A grandfather has become the first person in Wales to have his chest wall rebuilt with a 3D-printed prosthesis.

Peter Maggs, from Abergavenny, had three ribs and half his breastbone removed during a day-long operation to take out a tumour the size of a tennis ball.

Removing the tumour left an "extensive defect" in the 71-year-old's chest which would usually have been reconstructed with a cement prosthesis.

Peter Maggs with consultant surgeons Thomas Bragg (left) and Ira Goldsmith (ABMU Health Board/PA)

Advances in 3D printing technology allowed surgeons at Morriston Hospital in Swansea to instead use a bespoke implant, which fitted perfectly into place.

The prosthesis was designed at the hospital and printed in Wales, with titanium used to give a stronger alternative to the traditional method and reduce surgery time by about two hours.

Ira Goldsmith, a cardiothoracic surgeon, said: "It was a very extensive growth that needed to be removed.

The implant placed in Mr Magg's chest (ABMU Health Board/PA)
The implant placed in Mr Magg's chest (ABMU Health Board/PA)
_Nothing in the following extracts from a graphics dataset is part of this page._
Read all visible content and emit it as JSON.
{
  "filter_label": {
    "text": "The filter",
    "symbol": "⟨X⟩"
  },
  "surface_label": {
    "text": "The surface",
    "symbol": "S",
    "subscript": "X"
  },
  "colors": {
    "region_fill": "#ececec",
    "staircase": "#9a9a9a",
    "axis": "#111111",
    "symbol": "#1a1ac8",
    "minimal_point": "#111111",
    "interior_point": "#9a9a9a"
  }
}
"However, removing it also meant removing part of the breastbone and three ribs.

"That would leave a large defect that could have destabilised the entire chest wall, and reconstructing it was going to be a very complex procedure.

"Traditionally, the operation would have used a cement prosthesis, prepared at the time of surgery.

"Although it can be fairly substantial it is not a precise fit, and it can move, causing problems such as dislocation."

X-ray of implant fitted to Peter Maggs (ABMU Health Board/PA)
X-ray of implant fitted to Peter Maggs (ABMU Health Board/PA)

Mr Maggs developed a lump in his chest which he initially believed was a cyst.

It was later diagnosed as a sarcoma - cancer of the soft tissue - in the cartilage of one of his ribs.

"I had no idea I had cancer until the doctor told me," he said.

"I didn't feel any pain, any discomfort. I thought it was a cyst."

Mr Maggs has heart and other health issues, so surgeons were keen to reduce his operating time as much as possible.

The cement prosthesis would have taken around 90 minutes to prepare, and the decision was taken to use a titanium implant which was built ahead of surgery.

Heather Goodrum, biodmedical 3D technician at the hospital, worked with maxillofacial laboratory services manager Peter Llewelyn Evans to create the bespoke implant.

It was 3D printed in titanium by technology company Renishaw - the first time such an implant has been printed in the UK.

Mr Goldsmith said: "We are very pleased with the outcome. The implant is a perfect fit.

"Titanium is very strong and any problems like dislocation are reduced or even eliminated because the implant is anchored securely to the ribs and breastbone."

He added: "It was the first time for this procedure to be carried out in Wales and because of its success we plan to carry it out again in the future."